Après un long périple et l'âpreté de la "Jungle" de Calais, une nouvelle étape attend les milliers d'exilés évacués de cet immense bidonville: raconter leur vie et leurs souffrances pour espérer obtenir l'asile en France.
"On me traitait comme un animal, parce que ma mère est congolaise et chrétienne", raconte Alpha-Amadou, dont le destin a basculé après la mort de son père, guinéen et musulman. Il vient à peine de souffler ses 18 ans, mais a déjà passé deux ans sur les routes pour quitter sa Guinée-Conakry natale et rejoindre la France.
Mali, Algérie, Maroc, Espagne, avec des arrêts là "pour porter des sacs au marché", ici pour "s'asseoir dans la rue et tendre la main". "Au Maroc, j'ai fait sept mois dans la forêt, j'ai tellement souffert", raconte le jeune homme avant de fondre en larmes à l'évocation de sa maman.
"C'est mon histoire", répète-t-il de temps à autre, comme s'il s'agissait déjà de convaincre l'administration de ses souffrances.
Depuis une semaine, il est hébergé dans l'est de la France par un centre social, qui a accueilli 41 hommes lors du démantèlement du vaste camp de migrants de Calais situé juste en face des côtes anglaises.
Jamal, 28 ans, a lui fui le Darfour où les combats ont fait au moins 300.000 morts et 2,5 millions de déplacés en une décennie, selon l'ONU. La route n'est pas tout à fait la même: Soudan, Tchad, Libye, puis la traversée de la Méditerranée, avant d'être récupéré, après deux jours, par des sauveteurs italiens.
"J'ai choisi la France", explique celui qui a quitté Calais il y a quelques semaines déjà, et a reçu la lettre de l'Office français de protection des réfugiés et apatrides(Ofpra), premier pas vers une demande d'asile.
C'est devant les agents de cet office qu'il devra raconter son histoire, sans omettre aucun détail, et les convaincre qu'il a le droit à l'asile en France.
Pour d'autres, il faudra encore plusieurs semaines de procédure, à commencer par la visite médicale obligatoire pour toutes les personnes arrivées de Calais, avant d'enclencher le processus d'asile.
D'ici là, éducateurs et responsables du centre social vont les aider à retranscrire, le plus doucement possible, ces récits de vie aux enjeux immenses.
"Il faut les préparer, les aider à dire sans que cela soit destructeur psychologiquement", explique Catherine Baillon, cheffe de service au sein du centre.
"Il y a une relation de confiance qui se crée, il ne faut pas remettre en question leur vie, éviter qu'ils se fragilisent, mais il faut les préparer, les amener à tout dire". Car tout ce qui n'est pas dit est considéré comme un mensonge, rappelle Antonin, l'un des éducateurs spécialisés.
Emmitouflé dans sa doudoune noire, alors que les premiers froid atteignent le petit village, où il est arrivé depuis une semaine, Abdul Omar murmure un bout de son histoire.
Il a lui aussi fui le Darfour, après avoir vu sa famille se faire tuer sous ses yeux.
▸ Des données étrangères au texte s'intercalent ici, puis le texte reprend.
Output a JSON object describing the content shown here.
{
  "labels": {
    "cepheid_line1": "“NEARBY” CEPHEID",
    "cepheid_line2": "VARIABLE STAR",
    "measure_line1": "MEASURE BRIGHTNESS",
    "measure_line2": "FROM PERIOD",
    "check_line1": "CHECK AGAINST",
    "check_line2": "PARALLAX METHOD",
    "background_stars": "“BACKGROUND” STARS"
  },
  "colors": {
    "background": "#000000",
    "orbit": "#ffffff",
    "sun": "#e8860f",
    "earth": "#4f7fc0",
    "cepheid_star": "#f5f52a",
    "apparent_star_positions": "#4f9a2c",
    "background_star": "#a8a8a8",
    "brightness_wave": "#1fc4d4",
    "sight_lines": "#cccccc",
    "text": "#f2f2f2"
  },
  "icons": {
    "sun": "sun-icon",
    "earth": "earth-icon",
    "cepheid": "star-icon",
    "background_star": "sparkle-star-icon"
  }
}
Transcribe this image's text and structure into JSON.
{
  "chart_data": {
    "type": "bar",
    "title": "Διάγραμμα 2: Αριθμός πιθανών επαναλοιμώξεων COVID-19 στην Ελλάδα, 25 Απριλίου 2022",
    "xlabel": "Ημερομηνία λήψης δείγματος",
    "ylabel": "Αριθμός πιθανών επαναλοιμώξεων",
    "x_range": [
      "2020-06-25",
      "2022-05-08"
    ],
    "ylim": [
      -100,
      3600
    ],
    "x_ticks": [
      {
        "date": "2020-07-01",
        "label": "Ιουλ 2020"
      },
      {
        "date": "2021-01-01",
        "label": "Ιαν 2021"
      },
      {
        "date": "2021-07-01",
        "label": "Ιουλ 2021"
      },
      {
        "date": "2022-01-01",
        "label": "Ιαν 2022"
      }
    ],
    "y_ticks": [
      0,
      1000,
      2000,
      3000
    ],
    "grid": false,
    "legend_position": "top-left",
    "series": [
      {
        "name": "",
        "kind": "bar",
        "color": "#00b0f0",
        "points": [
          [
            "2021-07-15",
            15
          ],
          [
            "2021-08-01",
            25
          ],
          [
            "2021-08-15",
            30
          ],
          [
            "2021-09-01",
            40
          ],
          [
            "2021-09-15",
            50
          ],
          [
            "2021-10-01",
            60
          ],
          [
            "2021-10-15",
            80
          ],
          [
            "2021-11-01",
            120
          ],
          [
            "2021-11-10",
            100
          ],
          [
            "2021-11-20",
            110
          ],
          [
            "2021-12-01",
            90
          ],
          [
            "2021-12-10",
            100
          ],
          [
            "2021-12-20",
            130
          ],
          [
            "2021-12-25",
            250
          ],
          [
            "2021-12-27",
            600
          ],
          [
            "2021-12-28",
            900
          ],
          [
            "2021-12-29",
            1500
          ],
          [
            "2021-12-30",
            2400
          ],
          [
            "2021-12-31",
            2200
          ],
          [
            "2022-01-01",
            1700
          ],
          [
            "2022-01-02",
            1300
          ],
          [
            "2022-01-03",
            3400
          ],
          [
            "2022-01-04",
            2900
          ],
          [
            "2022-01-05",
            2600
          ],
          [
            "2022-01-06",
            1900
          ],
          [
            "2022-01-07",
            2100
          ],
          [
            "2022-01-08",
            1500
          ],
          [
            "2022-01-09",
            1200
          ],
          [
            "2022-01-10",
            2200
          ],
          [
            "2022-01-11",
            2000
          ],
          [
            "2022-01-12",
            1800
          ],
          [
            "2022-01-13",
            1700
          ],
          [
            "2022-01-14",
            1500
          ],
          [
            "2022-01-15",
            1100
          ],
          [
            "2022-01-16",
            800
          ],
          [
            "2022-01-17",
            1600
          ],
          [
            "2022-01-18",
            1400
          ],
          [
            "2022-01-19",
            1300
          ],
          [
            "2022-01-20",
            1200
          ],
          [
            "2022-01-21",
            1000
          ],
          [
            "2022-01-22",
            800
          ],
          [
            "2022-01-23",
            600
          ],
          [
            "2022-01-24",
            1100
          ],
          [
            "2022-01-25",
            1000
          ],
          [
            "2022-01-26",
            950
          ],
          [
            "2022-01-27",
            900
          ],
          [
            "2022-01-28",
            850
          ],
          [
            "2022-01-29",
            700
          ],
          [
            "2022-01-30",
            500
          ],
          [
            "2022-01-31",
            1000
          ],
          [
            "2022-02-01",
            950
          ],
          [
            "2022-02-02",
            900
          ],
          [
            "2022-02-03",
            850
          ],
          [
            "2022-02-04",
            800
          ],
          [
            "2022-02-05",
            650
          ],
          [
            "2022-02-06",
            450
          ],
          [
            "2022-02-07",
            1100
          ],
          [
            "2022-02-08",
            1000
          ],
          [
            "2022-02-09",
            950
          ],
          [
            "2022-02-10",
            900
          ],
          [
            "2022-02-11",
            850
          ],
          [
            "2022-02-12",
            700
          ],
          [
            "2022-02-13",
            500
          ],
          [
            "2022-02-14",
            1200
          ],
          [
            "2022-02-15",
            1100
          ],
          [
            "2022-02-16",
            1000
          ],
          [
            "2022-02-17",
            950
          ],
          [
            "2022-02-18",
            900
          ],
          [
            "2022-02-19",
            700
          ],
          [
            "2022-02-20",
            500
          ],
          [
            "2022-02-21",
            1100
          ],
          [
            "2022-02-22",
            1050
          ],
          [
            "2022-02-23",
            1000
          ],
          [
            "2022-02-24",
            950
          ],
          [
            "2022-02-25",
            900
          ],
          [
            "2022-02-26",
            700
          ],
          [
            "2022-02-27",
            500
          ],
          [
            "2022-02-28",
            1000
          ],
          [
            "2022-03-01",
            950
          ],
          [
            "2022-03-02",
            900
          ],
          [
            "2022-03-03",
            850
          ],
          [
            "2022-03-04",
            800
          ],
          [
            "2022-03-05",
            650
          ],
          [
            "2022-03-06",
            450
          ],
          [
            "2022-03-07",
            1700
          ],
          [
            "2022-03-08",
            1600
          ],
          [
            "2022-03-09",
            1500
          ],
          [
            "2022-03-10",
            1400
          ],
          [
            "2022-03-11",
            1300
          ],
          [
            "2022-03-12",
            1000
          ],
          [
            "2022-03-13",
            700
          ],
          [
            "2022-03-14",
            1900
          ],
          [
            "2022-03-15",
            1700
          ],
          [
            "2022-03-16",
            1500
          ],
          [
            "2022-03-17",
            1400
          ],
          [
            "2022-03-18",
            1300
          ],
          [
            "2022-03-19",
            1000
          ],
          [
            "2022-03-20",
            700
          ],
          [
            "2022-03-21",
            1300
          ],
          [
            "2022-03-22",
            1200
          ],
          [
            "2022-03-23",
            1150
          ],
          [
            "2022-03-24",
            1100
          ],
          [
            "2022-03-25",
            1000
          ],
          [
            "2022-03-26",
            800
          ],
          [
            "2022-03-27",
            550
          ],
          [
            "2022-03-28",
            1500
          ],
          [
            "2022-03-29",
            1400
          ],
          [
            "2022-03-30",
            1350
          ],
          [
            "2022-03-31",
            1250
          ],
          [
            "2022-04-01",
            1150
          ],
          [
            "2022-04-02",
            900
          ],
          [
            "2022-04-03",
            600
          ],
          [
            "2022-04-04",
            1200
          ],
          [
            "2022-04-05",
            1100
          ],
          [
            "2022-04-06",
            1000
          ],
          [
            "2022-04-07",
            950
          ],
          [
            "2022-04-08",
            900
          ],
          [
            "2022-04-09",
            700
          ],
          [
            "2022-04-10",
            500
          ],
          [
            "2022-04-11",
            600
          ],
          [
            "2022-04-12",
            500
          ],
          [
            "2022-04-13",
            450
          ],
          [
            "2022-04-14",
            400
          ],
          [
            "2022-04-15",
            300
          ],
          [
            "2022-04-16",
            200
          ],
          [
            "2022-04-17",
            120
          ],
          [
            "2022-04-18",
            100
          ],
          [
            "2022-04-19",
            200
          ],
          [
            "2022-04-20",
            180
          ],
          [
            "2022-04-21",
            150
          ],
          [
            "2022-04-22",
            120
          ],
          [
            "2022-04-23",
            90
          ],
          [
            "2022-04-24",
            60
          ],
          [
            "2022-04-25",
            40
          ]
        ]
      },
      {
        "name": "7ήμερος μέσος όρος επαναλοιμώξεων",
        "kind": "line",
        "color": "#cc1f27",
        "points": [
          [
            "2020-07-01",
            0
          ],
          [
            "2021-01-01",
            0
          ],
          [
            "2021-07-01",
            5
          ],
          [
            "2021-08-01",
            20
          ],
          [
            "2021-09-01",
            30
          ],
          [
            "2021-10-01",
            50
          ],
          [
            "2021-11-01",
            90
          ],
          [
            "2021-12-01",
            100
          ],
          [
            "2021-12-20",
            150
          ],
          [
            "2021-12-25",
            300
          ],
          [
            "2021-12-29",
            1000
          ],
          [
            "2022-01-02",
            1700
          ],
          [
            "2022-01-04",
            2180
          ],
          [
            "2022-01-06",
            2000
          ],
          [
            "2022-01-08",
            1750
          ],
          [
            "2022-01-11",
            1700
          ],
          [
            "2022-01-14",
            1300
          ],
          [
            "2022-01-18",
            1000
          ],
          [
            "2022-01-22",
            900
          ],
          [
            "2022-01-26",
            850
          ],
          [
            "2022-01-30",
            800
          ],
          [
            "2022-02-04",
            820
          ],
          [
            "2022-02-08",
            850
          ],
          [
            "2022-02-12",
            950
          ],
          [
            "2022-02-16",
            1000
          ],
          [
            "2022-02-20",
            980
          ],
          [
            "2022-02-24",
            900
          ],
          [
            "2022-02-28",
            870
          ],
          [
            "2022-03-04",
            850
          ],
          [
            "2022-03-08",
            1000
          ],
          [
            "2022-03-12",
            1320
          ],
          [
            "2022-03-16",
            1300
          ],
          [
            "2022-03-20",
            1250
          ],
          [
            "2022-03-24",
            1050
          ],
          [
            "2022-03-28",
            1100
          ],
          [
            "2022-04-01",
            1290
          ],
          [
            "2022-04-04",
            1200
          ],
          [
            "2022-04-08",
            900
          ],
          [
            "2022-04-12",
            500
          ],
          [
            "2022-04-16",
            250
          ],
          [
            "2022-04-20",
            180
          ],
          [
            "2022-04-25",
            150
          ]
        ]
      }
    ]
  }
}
Il a survécu avec sa mère, mais a dû la laisser au Soudan. "Elle a des problèmes cardiaques".
Son voyage vers la France a duré un peu moins de deux ans, en traversant la Méditerranée. Comme beaucoup de Soudanais fuyant la guerre, il est passé par la Libye.
En juillet, l'ONG Human Rights Watch expliquait avoir recueilli les témoignages de migrants africains dans ce pays livré aux milices et au chaos. Dans ces récits "figurent des actes de torture, de viol et d'homicides commis dans des centres de détention sordides où les migrants sont détenus".
Abdul Omar est resté plus d'un an en Libye avant de traverser la Méditerranée sur un canot. De ces mois-là, il n'arrive pas encore à parler.